Im Bereich der Kreisstraßen nahm der Kreistag zur Kenntnis, dass dort im Vergleich zu den Bundes- und Landstraßen bisher geringere Schäden in Folge des strengen Winters zu verzeichnen sind. Zurückzuführen ist dies auf das Kreisstraßenprogramm, innerhalb dessen Mängel aufgenommen, bewertet und im Rahmen einer Prioritätenliste konsequent abgearbeitet werden. Auf diese Weise wurden 2010 Fahrbahndecken in Reichenbach, Hambrücken, Oberhausen, Völkersbach und Graben erneuert sowie eine Brücke bei Langenbrücken saniert. Rund 930.000 EUR wurden hierfür, inklusive zweier Querungshilfen in Spöck und Karlsdorf, investiert. Für 2011 wurde der Ansatz im Zuge der Haushaltskonsolidierung auf 650.000 EUR reduziert. Damit sollen voraussichtlich Fahrbahndecken in den Bereichen Spöck-Neuthard, Etzenrot, Eggenstein und Marxzell sowie eine Brücke in Diedelsheim erneuert werden. Grundsätzlich verfolgt das Amt für Straßen die Strategie, auch kleine Straßenschäden schnellstmöglich provisorisch zu flicken, um das Schadensausmaß so klein wie möglich zu halten. Im Frühjahr wird die Schadensstelle dann fachgerecht punktuell saniert - es sein denn, der betroffene Bereich steht in absehbarer Zeit sowieso zur Sanierung im Rahmen des Kreisstraßenprogramms an. Das Amt für Straßen geht davon aus, dass sämtliche Schäden mit eigenem Personal beseitigt werden können. Allerdings seien die eingestellten Haushaltsmittel damit erschöpft. Weitere Frostperioden mit entsprechenden Schäden gehen dann zu Lasten anderer geplanter Unterhaltungsmaßnahmen.

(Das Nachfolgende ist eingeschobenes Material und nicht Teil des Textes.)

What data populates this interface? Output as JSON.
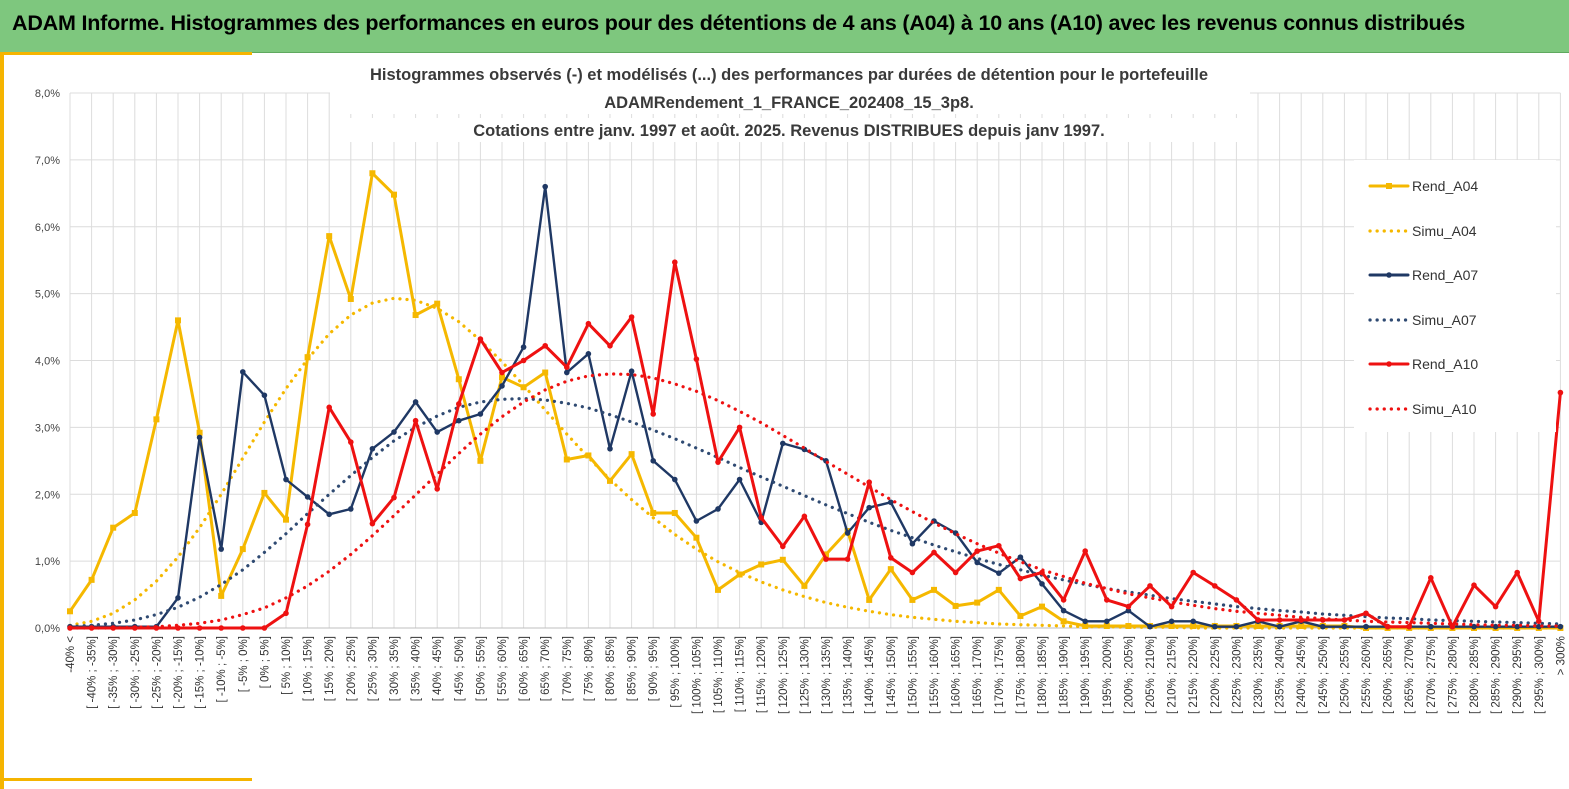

Informiert wurde das Gremium auch über den aktuellen Verfahrensstand der K 3575 Umgehungsstraße Bad Schönborn. Die im Anhörungsverfahren abgegebenen Stellungnahmen werden zurzeit im Rahmen des laufenden Planfeststellungsverfahrens bearbeitet. Über die Anregungen und Bedenken wird das Regierungspräsidium als Planfeststellungsbehörde nach einem Erörterungstermin entscheiden. Nach dem entsprechenden Planfeststellungsbeschluss wird der Kreistag dann in enger Abstimmung mit den Gemeinden Bad Schönborn und Kronau über die Realisierung beraten.